For Plaintiffs and Their Attorneys:

  • Protection from Missing Deadlines: This statute is a critical safeguard. If a client receives advance payments from an insurer or at-fault party without proper written notice of the statute of limitations, their legal deadline to file a lawsuit could be extended indefinitely until that notice is given. This is a powerful tool to prevent an unknowing claimant from losing their rights.
  • Clarity on Payment Status: It ensures that accepting early payments does not equate to settling the entire claim. Clients can receive immediate financial relief for pressing needs (like medical bills or lost wages) without jeopardizing their right to pursue full compensation for all damages later.
  • Strategic Advantage: If an insurer fails to provide the required notice, the plaintiff’s attorney can use this to argue that the statute of limitations has been tolled, potentially saving a claim that would otherwise be time-barred.

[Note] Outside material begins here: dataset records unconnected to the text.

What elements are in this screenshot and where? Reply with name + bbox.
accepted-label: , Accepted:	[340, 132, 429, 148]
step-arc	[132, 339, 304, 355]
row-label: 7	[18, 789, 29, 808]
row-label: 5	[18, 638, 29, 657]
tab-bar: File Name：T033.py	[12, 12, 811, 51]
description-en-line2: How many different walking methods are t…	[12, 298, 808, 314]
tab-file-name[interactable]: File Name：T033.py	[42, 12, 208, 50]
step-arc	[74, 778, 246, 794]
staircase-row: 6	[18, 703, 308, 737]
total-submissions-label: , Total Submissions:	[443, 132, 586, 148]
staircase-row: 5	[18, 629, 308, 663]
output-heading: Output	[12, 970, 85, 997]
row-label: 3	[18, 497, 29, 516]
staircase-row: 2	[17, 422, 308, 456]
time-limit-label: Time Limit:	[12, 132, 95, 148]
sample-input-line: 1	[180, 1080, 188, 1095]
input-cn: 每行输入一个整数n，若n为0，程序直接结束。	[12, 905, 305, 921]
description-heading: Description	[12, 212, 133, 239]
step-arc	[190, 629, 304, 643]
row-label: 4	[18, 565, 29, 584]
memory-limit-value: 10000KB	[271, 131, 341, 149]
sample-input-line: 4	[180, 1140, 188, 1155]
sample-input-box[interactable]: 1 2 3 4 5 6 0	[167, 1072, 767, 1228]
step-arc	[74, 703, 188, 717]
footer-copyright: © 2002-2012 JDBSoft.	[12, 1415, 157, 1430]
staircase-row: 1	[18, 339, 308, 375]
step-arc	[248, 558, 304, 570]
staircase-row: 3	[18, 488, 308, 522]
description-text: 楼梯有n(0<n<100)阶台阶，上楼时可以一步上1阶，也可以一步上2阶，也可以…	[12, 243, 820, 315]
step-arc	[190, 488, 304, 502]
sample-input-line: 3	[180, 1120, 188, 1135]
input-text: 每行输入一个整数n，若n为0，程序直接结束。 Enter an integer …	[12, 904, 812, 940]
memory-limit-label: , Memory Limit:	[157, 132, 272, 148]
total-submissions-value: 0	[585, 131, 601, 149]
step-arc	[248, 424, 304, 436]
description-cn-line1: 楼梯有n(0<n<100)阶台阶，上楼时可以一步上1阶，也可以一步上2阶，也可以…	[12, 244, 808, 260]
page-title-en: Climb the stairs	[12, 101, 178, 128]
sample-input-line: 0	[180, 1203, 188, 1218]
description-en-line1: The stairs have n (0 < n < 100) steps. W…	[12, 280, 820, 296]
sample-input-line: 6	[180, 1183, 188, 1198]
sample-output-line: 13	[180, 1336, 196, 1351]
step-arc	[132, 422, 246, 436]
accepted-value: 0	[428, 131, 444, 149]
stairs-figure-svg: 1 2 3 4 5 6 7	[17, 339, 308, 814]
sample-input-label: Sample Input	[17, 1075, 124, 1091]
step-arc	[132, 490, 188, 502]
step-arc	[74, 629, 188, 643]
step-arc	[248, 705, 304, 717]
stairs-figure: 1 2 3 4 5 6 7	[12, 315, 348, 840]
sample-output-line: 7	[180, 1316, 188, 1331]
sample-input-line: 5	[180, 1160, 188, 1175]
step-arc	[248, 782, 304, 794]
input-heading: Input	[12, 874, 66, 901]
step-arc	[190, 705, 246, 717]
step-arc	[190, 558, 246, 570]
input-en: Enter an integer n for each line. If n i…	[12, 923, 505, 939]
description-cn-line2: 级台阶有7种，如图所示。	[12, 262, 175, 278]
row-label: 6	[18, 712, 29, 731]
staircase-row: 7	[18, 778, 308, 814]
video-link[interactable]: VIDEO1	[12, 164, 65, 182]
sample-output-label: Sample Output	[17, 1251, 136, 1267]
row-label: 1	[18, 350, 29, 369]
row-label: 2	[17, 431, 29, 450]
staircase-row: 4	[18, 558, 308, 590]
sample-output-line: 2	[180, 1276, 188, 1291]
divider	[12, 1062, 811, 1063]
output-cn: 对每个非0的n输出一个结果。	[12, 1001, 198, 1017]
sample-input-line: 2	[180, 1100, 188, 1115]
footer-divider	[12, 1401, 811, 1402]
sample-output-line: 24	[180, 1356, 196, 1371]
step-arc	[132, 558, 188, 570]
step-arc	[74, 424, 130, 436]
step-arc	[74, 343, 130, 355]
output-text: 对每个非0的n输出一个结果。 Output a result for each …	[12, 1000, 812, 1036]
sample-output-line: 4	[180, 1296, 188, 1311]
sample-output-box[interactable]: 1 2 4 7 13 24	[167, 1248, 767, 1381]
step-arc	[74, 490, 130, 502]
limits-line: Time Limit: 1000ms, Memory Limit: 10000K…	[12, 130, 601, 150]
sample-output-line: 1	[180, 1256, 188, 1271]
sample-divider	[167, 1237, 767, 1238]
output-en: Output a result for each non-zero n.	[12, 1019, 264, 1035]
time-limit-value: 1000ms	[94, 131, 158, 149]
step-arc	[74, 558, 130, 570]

For Defendants (At-Fault Parties) and Their Insurers:

  • Encourages Early Resolution and Goodwill: The “no admission of liability” clause is crucial. It allows insurers to offer advance payments to assist injured parties and build goodwill without conceding fault or weakening their defense in a potential lawsuit. This can sometimes lead to more amicable settlements.
  • Strict Compliance Required: Insurers must meticulously follow the notice requirement. Failure to provide written notice of the applicable statute of limitations will cause the deadline to be tolled, potentially exposing them to claims far beyond the standard statutory period. This makes diligent internal procedures for advance payments essential.
  • Credit for Payments: Any advance payments made are creditable against a final settlement or judgment. This ensures that the payer isn’t double-charged for the same damages, promoting fairness and efficiency in the claims process.

In essence, Insurance Code § 11583 balances the desire for prompt assistance to injured parties with the need to protect their legal rights and ensures that all parties operate with clear understanding regarding legal deadlines and the implications of early financial support.